5. MAE distribution comparison¶

Stat (MAE %)	Baseline	Variant
Mean	−9.54	−9.68
Median	−6.59	−6.74
P25	−13.64	−14.05
P75	−2.23	−2.15
P10	−23.21	−23.48

Stop-loss-relevant loss rates¶

MAE worse than…	Baseline	Variant
−5 %	58.5 %	58.7 %
−7 %	47.9 %	48.7 %
−10 %	35.9 %	36.4 %
−15 %	21.7 %	22.4 %

Variant patterns have marginally deeper drawdowns at every level (differences of 0.2 – 0.8 percentage points). The effect is small and consistent — variant is not improving the downside profile.

6. Time-to-MFE-peak comparison¶

Stat (days to MFE)	Baseline	Variant
Mean	15.7	15.5
Median	16	16
P25	5	5
P75	26	26
P90	30	30

Bucket distribution¶

Days-to-peak	Baseline	Variant
1 – 5	25.4 %	25.7 %
6 – 10	12.8 %	13.3 %
11 – 15	11.0 %	10.7 %
16 – 20	10.8 %	11.4 %
21 – 30	39.9 %	38.8 %

The two populations resolve at indistinguishable speeds. The U-shaped profile (high mass at 1–5 and 21–30 days) is present in both — patterns that work tend to work fast or take the full window.

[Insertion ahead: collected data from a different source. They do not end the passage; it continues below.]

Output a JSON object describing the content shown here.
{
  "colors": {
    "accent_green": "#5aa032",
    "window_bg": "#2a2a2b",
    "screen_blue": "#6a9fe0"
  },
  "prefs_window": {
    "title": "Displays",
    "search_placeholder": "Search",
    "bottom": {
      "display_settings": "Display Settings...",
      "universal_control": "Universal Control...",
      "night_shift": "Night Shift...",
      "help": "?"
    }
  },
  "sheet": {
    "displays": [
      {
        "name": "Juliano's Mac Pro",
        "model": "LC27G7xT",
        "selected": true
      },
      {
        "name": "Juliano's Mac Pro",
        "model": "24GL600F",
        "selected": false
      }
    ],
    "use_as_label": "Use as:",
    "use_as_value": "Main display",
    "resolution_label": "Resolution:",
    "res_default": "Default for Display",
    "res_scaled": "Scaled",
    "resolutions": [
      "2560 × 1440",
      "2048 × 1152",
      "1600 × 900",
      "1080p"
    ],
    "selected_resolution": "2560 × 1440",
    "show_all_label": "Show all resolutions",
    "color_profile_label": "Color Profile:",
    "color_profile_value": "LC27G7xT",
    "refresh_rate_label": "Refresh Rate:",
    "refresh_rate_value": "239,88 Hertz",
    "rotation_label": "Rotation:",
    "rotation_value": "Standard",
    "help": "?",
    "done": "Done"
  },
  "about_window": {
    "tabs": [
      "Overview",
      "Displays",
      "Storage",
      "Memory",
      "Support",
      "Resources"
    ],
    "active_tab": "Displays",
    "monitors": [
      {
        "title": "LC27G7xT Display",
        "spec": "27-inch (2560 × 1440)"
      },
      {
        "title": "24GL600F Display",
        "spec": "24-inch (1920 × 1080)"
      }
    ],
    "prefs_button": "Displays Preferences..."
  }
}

7. Quality vs quantity tradeoff¶

Expectancy proxy = mean(MFE) × P(MFE ≥ 15 %).

Metric	Baseline	Variant
n (with outcomes)	15,528	5,154
mean MFE %	13.92	14.03
P(MFE ≥ 15 %)	27.0 %	27.0 %
Per-pattern proxy	3.76	3.79
Population-total proxy (per-pattern × n)	58,370	19,561

Interpretation. Per-pattern quality is essentially identical (+0.8 % on mean MFE, identical hit-rate at +15 %). But the variant detects only 33 % as many patterns, so the total expected-return contribution from the variant population is about one-third of the baseline's. The variant is fewer patterns at the same per-pattern quality, not "fewer but better." Endpoint returns at 5, 10, 20, 30 days tell the same story — means within 0.2 percentage points, medians within 0.2 percentage points, P75/P90 essentially overlapping.

The downside picture is marginally worse for the variant (0.2 – 0.8 pp higher loss rates at every threshold), suggesting the wider pennant window (up to 20 bars) admits some consolidations that decay rather than coil.

8. Recommendation summary¶

The variant would be a clear improvement over the baseline if and only if the consumer of the detector values per-pattern selectivity over total coverage, and is willing to accept marginally deeper drawdowns in exchange for a smaller, cleaner candidate set. On the quality dimensions actually measured (forward MFE, MAE, time-to-peak, endpoint returns) the two populations are statistically equivalent; the variant produces no measurable lift in any of them. The decision is therefore not a "better detector" question but a "right population size" question — fewer-but-equivalent patterns vs more-but-equivalent patterns. El Don decides.

Artifacts preserved under ab_test/: run_ab.py, analyze.py, baseline_events.parquet, variant_events.parquet, baseline_outcomes.parquet, variant_outcomes.parquet, summary.json, run.log.